Hector Camacho Sr. And Edwin Rosario: I threw everything at them and they kept coming.
Rosario: Anywhere he hit me it hurt. Frankie Randall was also a hard puncher. [Against Rosario] it was my youth, it was the fact I was in my prime, it all helped me get through that fight.
Taylor: It was definitely Meldrick Taylor. I would land one shot and I would take four in return. He was quick. More than anything it was the fact he had real quick hands. By the time I landed one real power shot I was taking five, six in return. They weren’t hard shots, they weren’t power shots, but I couldn’t get in my range, I couldn’t get established. In that fight I made a big mistake, which was trying to fight at his pace. That’s why down the stretch I was exhausted, I was completely exhausted. I found a way to do it but I was done.

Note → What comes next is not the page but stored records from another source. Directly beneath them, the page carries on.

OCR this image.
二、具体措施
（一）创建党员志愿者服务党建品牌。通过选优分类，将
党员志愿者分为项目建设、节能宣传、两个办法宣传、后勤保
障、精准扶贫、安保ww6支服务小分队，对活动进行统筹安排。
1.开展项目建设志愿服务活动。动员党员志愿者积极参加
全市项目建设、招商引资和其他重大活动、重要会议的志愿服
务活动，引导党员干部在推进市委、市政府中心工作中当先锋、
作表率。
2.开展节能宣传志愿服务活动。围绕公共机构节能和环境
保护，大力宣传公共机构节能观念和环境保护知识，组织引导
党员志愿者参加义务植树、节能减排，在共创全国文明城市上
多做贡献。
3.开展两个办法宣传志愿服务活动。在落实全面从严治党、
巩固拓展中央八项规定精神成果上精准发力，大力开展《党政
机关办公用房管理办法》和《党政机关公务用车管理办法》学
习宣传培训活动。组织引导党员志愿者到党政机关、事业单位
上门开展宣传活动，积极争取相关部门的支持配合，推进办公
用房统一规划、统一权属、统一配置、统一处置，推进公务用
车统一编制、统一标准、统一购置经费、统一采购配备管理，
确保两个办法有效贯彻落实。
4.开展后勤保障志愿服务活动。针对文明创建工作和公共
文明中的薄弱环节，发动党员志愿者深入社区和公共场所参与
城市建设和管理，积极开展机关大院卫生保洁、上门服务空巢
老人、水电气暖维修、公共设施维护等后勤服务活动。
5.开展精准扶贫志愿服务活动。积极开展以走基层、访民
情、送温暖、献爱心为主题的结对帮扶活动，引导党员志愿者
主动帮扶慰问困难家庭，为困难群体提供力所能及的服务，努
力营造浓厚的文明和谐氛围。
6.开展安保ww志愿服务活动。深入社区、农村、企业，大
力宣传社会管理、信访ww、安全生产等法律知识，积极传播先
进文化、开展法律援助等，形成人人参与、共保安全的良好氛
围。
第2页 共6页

Camacho: It was Hector “Macho” Camacho who had the best footwork. He just dominated the way he walked around the ring. He knew where he was moving, he wouldn’t let you find him. And more than anything he was a marathon man the way I see it. He just was not there to be hit. But in the ninth round he stood and fought, so he was a macho man because he did stand there and took the shots.
Whitaker: He was very intelligent. And then there was Oscar De La Hoya, who knew how to use his advantage in height and his distance. I think he was very intelligent in the ring.
Jose Luis Ramirez: He was a southpaw who not only took a good shot but he gave a good shot. The fact he could land a punch and hurt you and take a punch and not be hurt, that was his greatest virtue.
Taylor: I faced everybody. If you look at my record, all the fights I had, I had 37 world championship fights and I didn’t hand pick any opponents. But if I was to look at the best overall fighter, it would have to be Meldrick Taylor.